The more I learn about the peculiarities of early Friends, the more it seems that those earliest pioneers were not so unique. Many of the peculiarities that we cite today as uniquely Quakerly, such as women ministers, refusal to tithe, simplicity or plainness in speech and dress, and the prioritizing of social justice issues, were common to various sects throughout 17th century England. In fact, the critique of ceremony, rites, and outwardly lavish worship services, and a professional clerical class were founded in the work of Wycliffe in the 14th Century. Some of the seemingly peculiar Quaker tenets were simply common to a variety of radical, and not so radical English religious and political movements.

Yet, with the exception of more mainstream expressions of Protestantism like Presbyterianism, which was well established in Scotland and on the Continent, and Puritanism, which had a great military leader and had its roots in the Tyndale/Lollard movement inspired by Wycliffes's work, only the Religious Society of Friends and Baptists made it through the toughest times of this radical era.

Persecution, infighting, (and in the case of the Levellers and outright extermination) and apocalyptic burnout were the demise of movements like the Seekers, the Family of Love, and the Fifth Monarchists. But Quakers and Baptists made it through, and I think there might be two reasons, though academically trained Friends' Historians might disagree.

For one, the Baptists and Quakers organized and developed structure. As much as I have railed against the work of modern Yearly Meetings in the past, I remain convinced that the support and discipline of the organized ecclesiastical structure of early Friends pushed them through to the point of taking advantage of their extraordinary growth during more apocalyptic inclined times.
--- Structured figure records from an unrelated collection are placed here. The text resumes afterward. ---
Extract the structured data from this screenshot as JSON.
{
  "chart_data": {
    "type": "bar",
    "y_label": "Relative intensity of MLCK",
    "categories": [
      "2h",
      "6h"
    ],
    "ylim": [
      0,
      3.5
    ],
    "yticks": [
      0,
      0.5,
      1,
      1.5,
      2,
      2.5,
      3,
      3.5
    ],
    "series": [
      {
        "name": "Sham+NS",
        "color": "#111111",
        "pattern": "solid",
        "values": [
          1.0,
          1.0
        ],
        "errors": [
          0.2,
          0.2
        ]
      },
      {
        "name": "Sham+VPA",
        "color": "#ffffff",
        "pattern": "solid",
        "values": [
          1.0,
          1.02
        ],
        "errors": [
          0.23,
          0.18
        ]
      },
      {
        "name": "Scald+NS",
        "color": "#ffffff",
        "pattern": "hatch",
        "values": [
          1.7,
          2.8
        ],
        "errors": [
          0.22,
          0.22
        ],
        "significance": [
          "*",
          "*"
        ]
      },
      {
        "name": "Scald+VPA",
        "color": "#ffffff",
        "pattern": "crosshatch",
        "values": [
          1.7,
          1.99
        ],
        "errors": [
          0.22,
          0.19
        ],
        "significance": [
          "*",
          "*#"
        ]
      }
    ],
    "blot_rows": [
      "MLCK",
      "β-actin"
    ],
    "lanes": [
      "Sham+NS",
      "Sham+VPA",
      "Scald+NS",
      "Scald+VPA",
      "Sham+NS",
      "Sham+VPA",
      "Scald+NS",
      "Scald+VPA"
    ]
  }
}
Friends had staying power because, at some point, they invested in a future and stability instead of maintaining apocalyptic theology as their source of fuel.
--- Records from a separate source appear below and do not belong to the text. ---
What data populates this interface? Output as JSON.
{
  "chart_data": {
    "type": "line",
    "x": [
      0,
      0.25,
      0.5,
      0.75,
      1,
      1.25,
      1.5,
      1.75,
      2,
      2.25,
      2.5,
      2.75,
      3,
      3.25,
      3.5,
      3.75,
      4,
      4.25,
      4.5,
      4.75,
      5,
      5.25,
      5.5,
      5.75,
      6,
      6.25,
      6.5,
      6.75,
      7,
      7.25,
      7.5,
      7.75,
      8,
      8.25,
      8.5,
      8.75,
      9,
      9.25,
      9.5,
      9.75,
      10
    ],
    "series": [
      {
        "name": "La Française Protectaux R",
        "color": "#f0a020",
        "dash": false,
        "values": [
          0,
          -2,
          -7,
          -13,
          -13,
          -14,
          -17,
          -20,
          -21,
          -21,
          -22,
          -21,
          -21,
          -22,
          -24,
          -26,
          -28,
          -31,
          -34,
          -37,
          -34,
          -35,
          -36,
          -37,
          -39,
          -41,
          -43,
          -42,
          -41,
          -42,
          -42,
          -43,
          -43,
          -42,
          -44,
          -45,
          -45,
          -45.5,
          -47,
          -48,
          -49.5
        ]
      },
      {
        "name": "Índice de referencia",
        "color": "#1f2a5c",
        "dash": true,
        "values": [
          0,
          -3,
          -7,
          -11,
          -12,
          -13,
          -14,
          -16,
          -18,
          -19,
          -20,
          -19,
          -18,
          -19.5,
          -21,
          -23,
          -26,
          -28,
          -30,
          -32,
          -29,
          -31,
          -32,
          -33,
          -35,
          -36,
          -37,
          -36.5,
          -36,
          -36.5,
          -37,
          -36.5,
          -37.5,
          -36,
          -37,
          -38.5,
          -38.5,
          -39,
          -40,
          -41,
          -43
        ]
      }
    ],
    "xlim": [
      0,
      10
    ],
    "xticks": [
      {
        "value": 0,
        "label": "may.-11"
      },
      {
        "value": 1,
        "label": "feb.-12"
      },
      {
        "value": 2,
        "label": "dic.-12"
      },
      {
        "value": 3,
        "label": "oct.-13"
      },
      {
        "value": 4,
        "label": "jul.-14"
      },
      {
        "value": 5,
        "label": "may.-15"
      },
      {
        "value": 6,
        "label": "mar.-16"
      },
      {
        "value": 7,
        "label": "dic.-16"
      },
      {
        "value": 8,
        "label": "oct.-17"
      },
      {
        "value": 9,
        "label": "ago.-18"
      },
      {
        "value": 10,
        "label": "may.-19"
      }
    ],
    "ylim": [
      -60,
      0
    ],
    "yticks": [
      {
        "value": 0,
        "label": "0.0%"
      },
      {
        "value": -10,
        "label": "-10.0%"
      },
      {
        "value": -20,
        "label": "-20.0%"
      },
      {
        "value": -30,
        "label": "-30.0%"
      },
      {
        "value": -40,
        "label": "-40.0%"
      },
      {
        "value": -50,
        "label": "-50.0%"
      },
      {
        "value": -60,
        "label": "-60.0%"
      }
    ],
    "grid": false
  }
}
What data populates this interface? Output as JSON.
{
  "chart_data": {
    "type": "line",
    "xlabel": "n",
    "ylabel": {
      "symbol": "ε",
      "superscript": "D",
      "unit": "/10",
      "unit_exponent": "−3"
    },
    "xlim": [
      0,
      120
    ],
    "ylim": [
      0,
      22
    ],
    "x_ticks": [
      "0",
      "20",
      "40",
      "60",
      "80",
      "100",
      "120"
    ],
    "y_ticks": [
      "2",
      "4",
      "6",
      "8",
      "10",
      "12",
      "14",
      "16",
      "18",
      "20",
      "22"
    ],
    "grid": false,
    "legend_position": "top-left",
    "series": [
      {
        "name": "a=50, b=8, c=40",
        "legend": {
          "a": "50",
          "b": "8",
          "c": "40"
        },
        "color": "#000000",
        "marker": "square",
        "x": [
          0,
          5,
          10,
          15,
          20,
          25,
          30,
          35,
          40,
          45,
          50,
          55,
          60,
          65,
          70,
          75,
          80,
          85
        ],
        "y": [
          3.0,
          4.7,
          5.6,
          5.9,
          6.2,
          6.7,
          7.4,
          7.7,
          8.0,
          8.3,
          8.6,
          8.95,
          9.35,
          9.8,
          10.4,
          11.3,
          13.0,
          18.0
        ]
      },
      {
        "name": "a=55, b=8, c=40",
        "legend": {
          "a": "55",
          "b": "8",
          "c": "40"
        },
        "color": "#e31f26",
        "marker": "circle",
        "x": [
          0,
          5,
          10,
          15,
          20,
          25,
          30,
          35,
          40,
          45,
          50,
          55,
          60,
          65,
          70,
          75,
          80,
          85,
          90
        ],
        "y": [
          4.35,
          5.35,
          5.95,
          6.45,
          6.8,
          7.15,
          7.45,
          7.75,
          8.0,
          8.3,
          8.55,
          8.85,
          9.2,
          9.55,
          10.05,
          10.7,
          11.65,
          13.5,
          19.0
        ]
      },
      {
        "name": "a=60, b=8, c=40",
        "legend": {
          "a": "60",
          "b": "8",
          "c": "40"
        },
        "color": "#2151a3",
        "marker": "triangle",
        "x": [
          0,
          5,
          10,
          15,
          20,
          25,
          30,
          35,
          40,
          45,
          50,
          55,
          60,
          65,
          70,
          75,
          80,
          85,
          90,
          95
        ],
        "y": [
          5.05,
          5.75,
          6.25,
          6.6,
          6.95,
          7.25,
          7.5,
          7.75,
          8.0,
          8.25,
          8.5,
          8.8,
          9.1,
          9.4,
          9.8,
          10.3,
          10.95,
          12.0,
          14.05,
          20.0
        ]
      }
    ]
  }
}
Secondly, Friends insisted on worshipping publicly, even when it was illegal, and dangerous, and there was the threat of violence. We have all heard the stories of the meeting that was kept alive by the children of imprisoned Friends during the worst times of persecution. Friends worshipped publicly, because they sought to prove that they were not among those who sought to overthrow the existing order, per say, but to be numbered among the righteous, who could do nothing else than to practice their conscience driven theology publicly as a witness to the desire of God. Friends insistence on worshipping in public despite persecution was a source of much support, not only from sympathisers, but from opponents as well.

What does this mean for contemporary Friends? I suppose that we might take a look at our public witness, what we say to the world as Friends, and declare ourselves committed not only to the idea of peace, but to publicly providing examples of what our vision of peace in a broken world looks like. I think we might also look to our Yearly Meetings to be more active in the maintaining the spiritual health Monthly Meeting, and commit to forging new commitments to statements of unity or commonality that we might use to make our witness more visible.

In the end, it all has to be Spirit driven, and I pray that we all receive a healthy dose of the Spirit.